Looking After Volunteers #9: Listen To Their Ideas

[Part 1 - 2 - 3 - 4 - 5 - 6 - 7 - 8]

No. 9 - Listen To Their Ideas

When you finally reached the dizzy heights of managing a project, the first thing that happens - if you're like me, anyway - is you get ideas-crazy. You have spent years having ideas that you never got to actually do because your co-ordinator didn't listen to you and let you run with things. Now though, you actually get to give life to your ideas and make them happen. It's actually a lovely feeling, and it's more than okay to have tonnes of ideas. Just make sure that you don't do what your co-ordinators did to you and ignore the ideas of those beneath you.

When you have ideas, take them to your volunteers and ask them what they think. Be prepared to respond generously to what they say. Let them know too that they are allowed to have ideas. And if they have good ones, don't be afraid to run with them. Leadership, after all, isn't about having the best ideas; it's about knowing who does. If your volunteers know that their ideas will be listened to and taken seriously then they will feel affirmed, valued and liked.
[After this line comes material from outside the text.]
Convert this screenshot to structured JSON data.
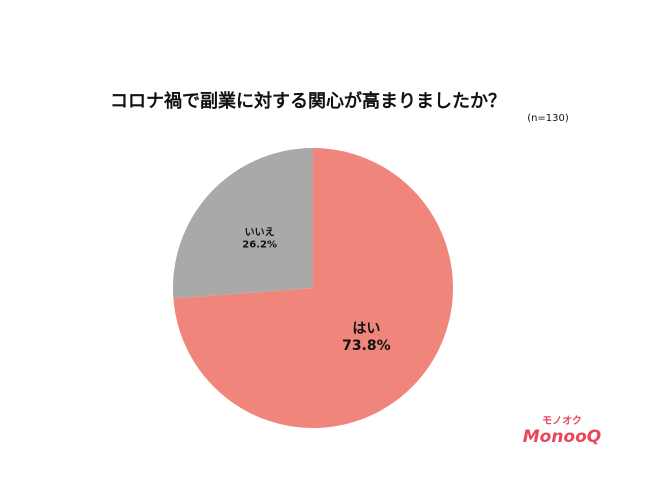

They will take the project to heart in a bigger way and invest more of themselves in it.

Some of the very best projects I've seen have been those where team members get round a table and thrash out great ideas together. They all contribute and they all work together to make the ideas stronger and better. You just can't do that by being dictatorial. Conversely, some of the worst projects I've seen have been those where the co-ordinator just sets an agenda and dictates. It's not cool!